Elle a déclaré une suspension d'audience et, alors que nous sortions, j'ai demandé à mon avocat principal ce qui venait de se passer. Il m'a répondu que nous venions de perdre l'affaire.
Voilà ce qui s'est passé. C’est le district Est de Virginie. En fin de compte, le ministère de la justice m'a fait une meilleure et dernière offre et j'ai décidé de la refuser. Ma femme et moi sommes restés debout toute la nuit à discuter de ce qu'il fallait faire, et je croyais au plus profond de moi que j'étais innocent et que j'allais rejeter l'offre.
J'ai donc envoyé un courriel à mes avocats très tôt le matin et ils ont répondu immédiatement que trois ou quatre d'entre eux venaient à la maison. Le plus âgé et le plus aguerri, lorsqu'il est entré, m'a dit, et ce sont ses termes exacts. “Espèce de fils de pute stupide, accepte le marché”.
Et le second, un gentleman du Sud, m'a dit : “Écoute, si tu étais mon propre frère, je te supplierais d'accepter ce marché. Il n'y a rien de mieux à faire”. Et puis le troisième, un dur mais que j'aimais et respectais le plus, m'a fait face. Et pardonnez-moi si j'ai raconté cette histoire trop souvent, mais il m'a dit :
“Tu sais quel est ton problème ? Ton problème, c’est que tu penses qu'il s'agit de justice, mais ce n'est pas le cas, il s'agit de limiter les dégâts, accepte l'accord”.
J'ai donc accepté l'accord. Et c'est ce qu'ils attendaient. C'est pourquoi, selon ProPublica, le gouvernement fédéral gagne 98. 2 % de ses affaires et que, dans le district oriental de Virginie, il gagne 99,1 % de ses affaires.
On n’a aucune chance. On ne peut pas gagner.
EG : Et comme vous l'avez déjà dit, il est impossible que le ministère de la Justice lui propose un accord à ce stade.

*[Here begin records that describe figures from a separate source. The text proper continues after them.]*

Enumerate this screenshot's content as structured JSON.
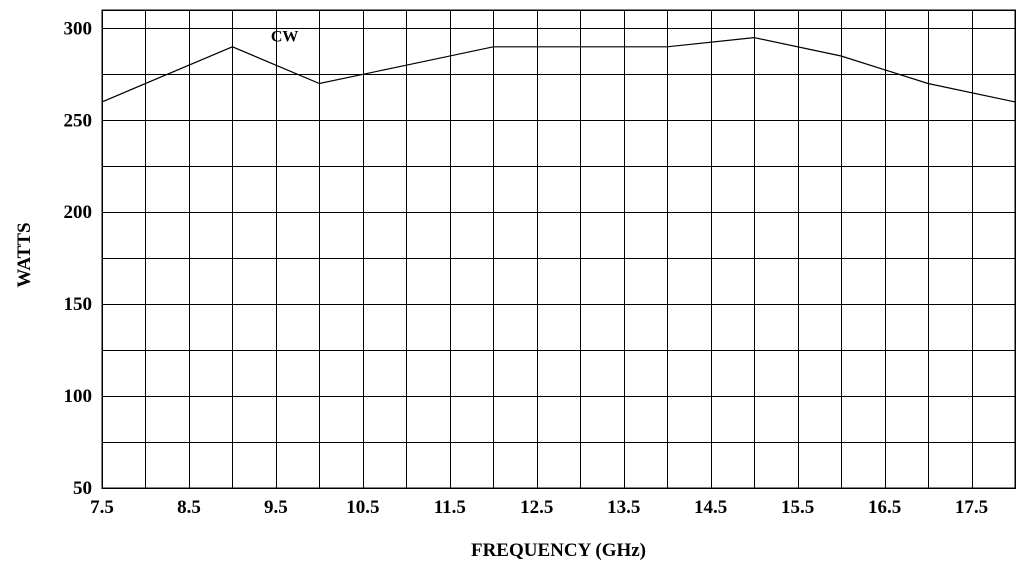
{
  "chart_data": {
    "type": "line",
    "title": "",
    "xlabel": "FREQUENCY (GHz)",
    "ylabel": "WATTS",
    "xlim": [
      7.5,
      18
    ],
    "ylim": [
      50,
      310
    ],
    "x_tick_labels": [
      "7.5",
      "8.5",
      "9.5",
      "10.5",
      "11.5",
      "12.5",
      "13.5",
      "14.5",
      "15.5",
      "16.5",
      "17.5"
    ],
    "x_tick_values": [
      7.5,
      8.5,
      9.5,
      10.5,
      11.5,
      12.5,
      13.5,
      14.5,
      15.5,
      16.5,
      17.5
    ],
    "y_tick_labels": [
      "50",
      "100",
      "150",
      "200",
      "250",
      "300"
    ],
    "y_tick_values": [
      50,
      100,
      150,
      200,
      250,
      300
    ],
    "grid": true,
    "x_grid_step": 0.5,
    "y_grid_step": 25,
    "series": [
      {
        "x": [
          7.5,
          9.0,
          10.0,
          11.0,
          12.0,
          13.0,
          14.0,
          15.0,
          16.0,
          17.0,
          18.0
        ],
        "y": [
          260,
          290,
          270,
          280,
          290,
          290,
          290,
          295,
          285,
          270,
          260
        ]
      }
    ],
    "annotations": [
      {
        "text": "CW",
        "x": 9.6,
        "y": 296
      }
    ]
  }
}
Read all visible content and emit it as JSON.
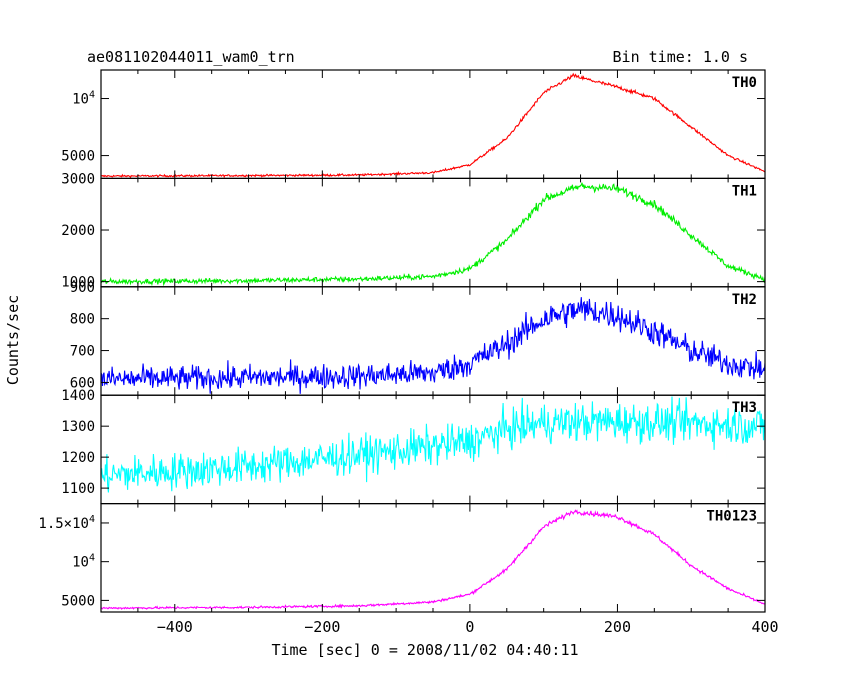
{
  "header": {
    "title": "ae081102044011_wam0_trn",
    "bin_time": "Bin time: 1.0 s"
  },
  "xlabel": "Time [sec] 0 = 2008/11/02 04:40:11",
  "ylabel": "Counts/sec",
  "chart_data": {
    "type": "line",
    "title": "ae081102044011_wam0_trn",
    "xlabel": "Time [sec] 0 = 2008/11/02 04:40:11",
    "ylabel": "Counts/sec",
    "xlim": [
      -500,
      400
    ],
    "xticks": [
      -400,
      -200,
      0,
      200,
      400
    ],
    "grid": false,
    "panels": [
      {
        "name": "TH0",
        "color": "#ff0000",
        "ylim": [
          3000,
          12500
        ],
        "yticks": [
          {
            "v": 5000,
            "label": "5000"
          },
          {
            "v": 10000,
            "label": "10^4"
          }
        ],
        "noise": 60,
        "points": [
          [
            -500,
            3200
          ],
          [
            -300,
            3250
          ],
          [
            -150,
            3300
          ],
          [
            -50,
            3500
          ],
          [
            0,
            4200
          ],
          [
            50,
            6500
          ],
          [
            100,
            10500
          ],
          [
            140,
            12000
          ],
          [
            200,
            11000
          ],
          [
            250,
            10000
          ],
          [
            300,
            7500
          ],
          [
            350,
            5000
          ],
          [
            400,
            3600
          ]
        ]
      },
      {
        "name": "TH1",
        "color": "#00ee00",
        "ylim": [
          900,
          3000
        ],
        "yticks": [
          {
            "v": 1000,
            "label": "1000"
          },
          {
            "v": 2000,
            "label": "2000"
          },
          {
            "v": 3000,
            "label": "3000"
          }
        ],
        "noise": 35,
        "points": [
          [
            -500,
            1000
          ],
          [
            -300,
            1020
          ],
          [
            -150,
            1050
          ],
          [
            -50,
            1100
          ],
          [
            0,
            1250
          ],
          [
            50,
            1800
          ],
          [
            100,
            2600
          ],
          [
            150,
            2850
          ],
          [
            200,
            2800
          ],
          [
            250,
            2500
          ],
          [
            300,
            1900
          ],
          [
            350,
            1300
          ],
          [
            400,
            1050
          ]
        ]
      },
      {
        "name": "TH2",
        "color": "#0000ff",
        "ylim": [
          560,
          900
        ],
        "yticks": [
          {
            "v": 600,
            "label": "600"
          },
          {
            "v": 700,
            "label": "700"
          },
          {
            "v": 800,
            "label": "800"
          },
          {
            "v": 900,
            "label": "900"
          }
        ],
        "noise": 28,
        "points": [
          [
            -500,
            610
          ],
          [
            -300,
            615
          ],
          [
            -150,
            620
          ],
          [
            -50,
            630
          ],
          [
            0,
            660
          ],
          [
            50,
            720
          ],
          [
            100,
            800
          ],
          [
            150,
            830
          ],
          [
            200,
            810
          ],
          [
            250,
            760
          ],
          [
            300,
            700
          ],
          [
            350,
            660
          ],
          [
            400,
            640
          ]
        ]
      },
      {
        "name": "TH3",
        "color": "#00ffff",
        "ylim": [
          1050,
          1400
        ],
        "yticks": [
          {
            "v": 1100,
            "label": "1100"
          },
          {
            "v": 1200,
            "label": "1200"
          },
          {
            "v": 1300,
            "label": "1300"
          },
          {
            "v": 1400,
            "label": "1400"
          }
        ],
        "noise": 42,
        "points": [
          [
            -500,
            1140
          ],
          [
            -300,
            1170
          ],
          [
            -100,
            1220
          ],
          [
            0,
            1250
          ],
          [
            50,
            1290
          ],
          [
            100,
            1310
          ],
          [
            200,
            1315
          ],
          [
            300,
            1310
          ],
          [
            400,
            1300
          ]
        ]
      },
      {
        "name": "TH0123",
        "color": "#ff00ff",
        "ylim": [
          3500,
          17500
        ],
        "yticks": [
          {
            "v": 5000,
            "label": "5000"
          },
          {
            "v": 10000,
            "label": "10^4"
          },
          {
            "v": 15000,
            "label": "1.5×10^4"
          }
        ],
        "noise": 100,
        "points": [
          [
            -500,
            4000
          ],
          [
            -300,
            4100
          ],
          [
            -150,
            4300
          ],
          [
            -50,
            4800
          ],
          [
            0,
            5800
          ],
          [
            50,
            9000
          ],
          [
            100,
            14500
          ],
          [
            140,
            16500
          ],
          [
            200,
            15800
          ],
          [
            250,
            13500
          ],
          [
            300,
            9500
          ],
          [
            350,
            6500
          ],
          [
            400,
            4500
          ]
        ]
      }
    ]
  }
}
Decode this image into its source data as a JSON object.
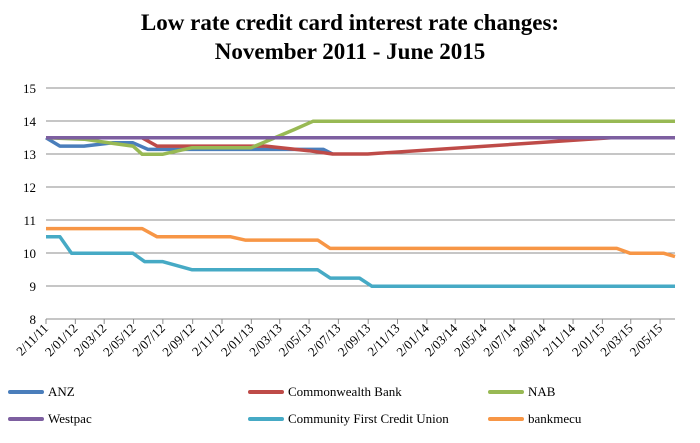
{
  "chart_data": {
    "type": "line",
    "title": [
      "Low rate credit card interest rate changes:",
      "November 2011 - June 2015"
    ],
    "xlabel": "",
    "ylabel": "",
    "ylim": [
      8,
      15
    ],
    "yticks": [
      "8",
      "9",
      "10",
      "11",
      "12",
      "13",
      "14",
      "15"
    ],
    "xlim": [
      "2011-11-02",
      "2015-06-02"
    ],
    "xticks": [
      "2/11/11",
      "2/01/12",
      "2/03/12",
      "2/05/12",
      "2/07/12",
      "2/09/12",
      "2/11/12",
      "2/01/13",
      "2/03/13",
      "2/05/13",
      "2/07/13",
      "2/09/13",
      "2/11/13",
      "2/01/14",
      "2/03/14",
      "2/05/14",
      "2/07/14",
      "2/09/14",
      "2/11/14",
      "2/01/15",
      "2/03/15",
      "2/05/15"
    ],
    "grid": "horizontal",
    "legend_position": "bottom",
    "series": [
      {
        "name": "ANZ",
        "color": "#4a7ebb",
        "points": [
          [
            "2011-11-02",
            13.49
          ],
          [
            "2011-12-01",
            13.24
          ],
          [
            "2012-01-20",
            13.24
          ],
          [
            "2012-03-20",
            13.34
          ],
          [
            "2012-05-01",
            13.34
          ],
          [
            "2012-06-01",
            13.14
          ],
          [
            "2013-06-01",
            13.14
          ],
          [
            "2013-06-20",
            13.0
          ]
        ]
      },
      {
        "name": "Commonwealth Bank",
        "color": "#be4b48",
        "points": [
          [
            "2011-11-02",
            13.49
          ],
          [
            "2012-05-20",
            13.49
          ],
          [
            "2012-06-20",
            13.24
          ],
          [
            "2013-02-01",
            13.24
          ],
          [
            "2013-05-01",
            13.1
          ],
          [
            "2013-06-20",
            13.0
          ],
          [
            "2013-09-01",
            13.0
          ],
          [
            "2015-01-20",
            13.49
          ],
          [
            "2015-06-02",
            13.49
          ]
        ]
      },
      {
        "name": "NAB",
        "color": "#98b954",
        "points": [
          [
            "2011-11-02",
            13.49
          ],
          [
            "2012-01-20",
            13.45
          ],
          [
            "2012-03-20",
            13.32
          ],
          [
            "2012-05-01",
            13.24
          ],
          [
            "2012-05-20",
            12.99
          ],
          [
            "2012-07-01",
            12.99
          ],
          [
            "2012-09-01",
            13.19
          ],
          [
            "2013-01-02",
            13.19
          ],
          [
            "2013-04-01",
            13.74
          ],
          [
            "2013-05-10",
            13.99
          ],
          [
            "2015-06-02",
            13.99
          ]
        ]
      },
      {
        "name": "Westpac",
        "color": "#7d5fa0",
        "points": [
          [
            "2011-11-02",
            13.49
          ],
          [
            "2015-06-02",
            13.49
          ]
        ]
      },
      {
        "name": "Community First Credit Union",
        "color": "#46aac5",
        "points": [
          [
            "2011-11-02",
            10.49
          ],
          [
            "2011-12-01",
            10.49
          ],
          [
            "2011-12-25",
            9.99
          ],
          [
            "2012-05-01",
            9.99
          ],
          [
            "2012-05-25",
            9.74
          ],
          [
            "2012-07-01",
            9.74
          ],
          [
            "2012-09-01",
            9.49
          ],
          [
            "2013-05-20",
            9.49
          ],
          [
            "2013-06-15",
            9.24
          ],
          [
            "2013-08-15",
            9.24
          ],
          [
            "2013-09-10",
            8.99
          ],
          [
            "2015-06-02",
            8.99
          ]
        ]
      },
      {
        "name": "bankmecu",
        "color": "#f79646",
        "points": [
          [
            "2011-11-02",
            10.74
          ],
          [
            "2012-05-20",
            10.74
          ],
          [
            "2012-06-20",
            10.49
          ],
          [
            "2012-11-20",
            10.49
          ],
          [
            "2012-12-20",
            10.39
          ],
          [
            "2013-05-20",
            10.39
          ],
          [
            "2013-06-15",
            10.14
          ],
          [
            "2015-02-01",
            10.14
          ],
          [
            "2015-03-01",
            9.99
          ],
          [
            "2015-05-10",
            9.99
          ],
          [
            "2015-06-02",
            9.89
          ]
        ]
      }
    ]
  }
}
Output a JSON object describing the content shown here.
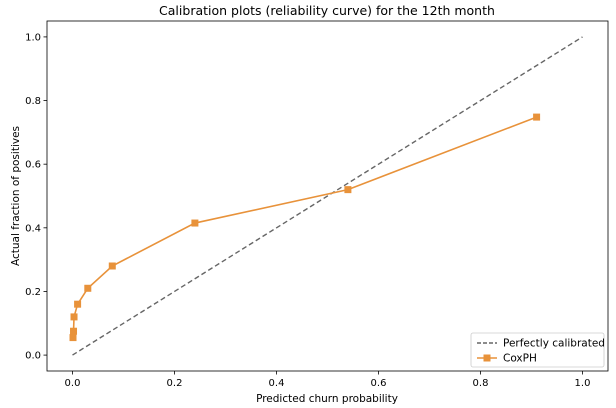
{
  "chart_data": {
    "type": "line",
    "title": "Calibration plots (reliability curve) for the 12th month",
    "xlabel": "Predicted churn probability",
    "ylabel": "Actual fraction of positives",
    "xlim": [
      -0.05,
      1.05
    ],
    "ylim": [
      -0.05,
      1.05
    ],
    "x_ticks": [
      0.0,
      0.2,
      0.4,
      0.6,
      0.8,
      1.0
    ],
    "y_ticks": [
      0.0,
      0.2,
      0.4,
      0.6,
      0.8,
      1.0
    ],
    "grid": false,
    "legend_position": "bottom-right",
    "series": [
      {
        "name": "Perfectly calibrated",
        "style": "dashed",
        "color": "#666666",
        "x": [
          0.0,
          1.0
        ],
        "y": [
          0.0,
          1.0
        ]
      },
      {
        "name": "CoxPH",
        "style": "solid-square-markers",
        "color": "#e8923a",
        "x": [
          0.001,
          0.002,
          0.003,
          0.01,
          0.03,
          0.078,
          0.24,
          0.54,
          0.91
        ],
        "y": [
          0.055,
          0.075,
          0.12,
          0.16,
          0.21,
          0.28,
          0.415,
          0.52,
          0.748
        ]
      }
    ]
  }
}
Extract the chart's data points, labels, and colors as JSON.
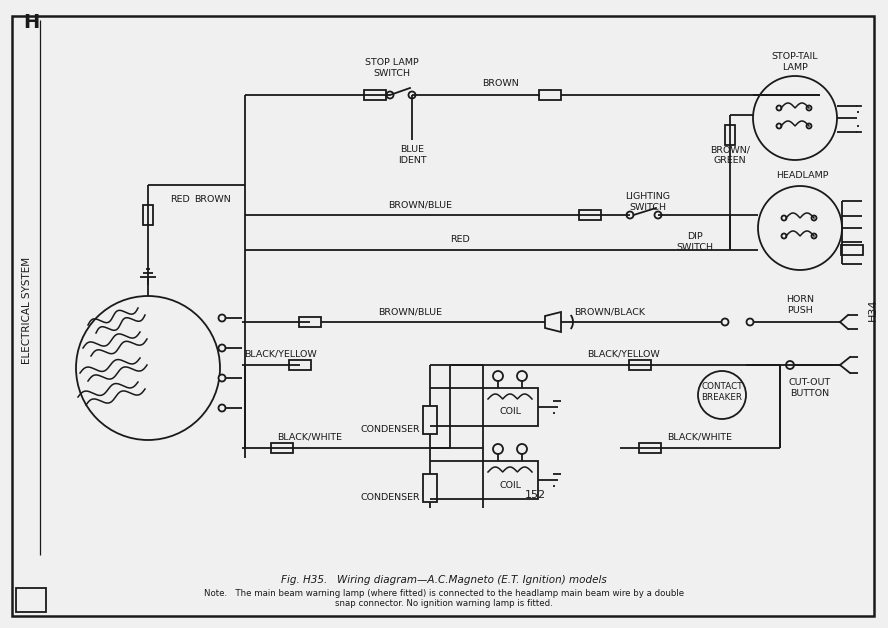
{
  "bg_color": "#f0f0f0",
  "line_color": "#1a1a1a",
  "title": "Fig. H35.   Wiring diagram—A.C.Magneto (E.T. Ignition) models",
  "note_line1": "Note.   The main beam warning lamp (where fitted) is connected to the headlamp main beam wire by a double",
  "note_line2": "snap connector. No ignition warning lamp is fitted.",
  "section_label": "ELECTRICAL SYSTEM",
  "page_number": "152",
  "lw": 1.3,
  "fs": 6.8
}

JK : J'en doute. L’unique raison pour le ministère de la Justice lui propose un accord serait que lui ou Wikileaks ait des informations supplémentaires pas encore divulguées et que, dans le cadre de l'accord, ils négocient, vous savez, un délai X en échange de la non-divulgation des informations ou de leur restitution au gouvernement.
Mais sinon, il risque 175 ans de prison pour des dizaines d'accusations d'espionnage. Je ne peux pas imaginer qu'ils souhaitent lui faciliter la tâche.
EG : D'après votre expérience, il ne s'agit pas seulement de l'Eastern District, mais aussi d'essayer de faire en sorte que des vies soient détruites. Je me demandais si vous pouviez nous en dire un peu plus à ce sujet. Ce grand appareil d'État essaie de faire en sorte que les lanceurs d’alerte et ceux qui disent la vérité voient leur vie détruite, même en dehors du système judiciaire.
JK : Oui, vous savez, automatiquement les gens s'éloignent de vous. Les amis, les anciens collègues, même les parents s'éloignent de vous et ne vous adressent plus la parole, plus jamais.
C'est blessant, n'est-ce pas ? Mais vous pouvez vivre avec ça. D'accord, vous voyez qui étaient vraiment vos amis de toute façon. Et puis on se fait de nouveaux amis dans une nouvelle communauté.
Mais, autre problème : vous ne travaillerez plus jamais dans votre domaine. Et en plus de ne plus jamais travailler dans votre domaine, vous traînez une condamnation pour crime contre la sécurité nationale.
Vous perdez donc votre retraite fédérale. Vous perdez le droit de vote. Vous perdez le droit de posséder une arme à feu. Vous êtes toujours suspecté de quelque chose. Des années après ma sortie de prison, le FBI a continué à me suivre partout. Pas tout le temps, mais avec une certaine régularité.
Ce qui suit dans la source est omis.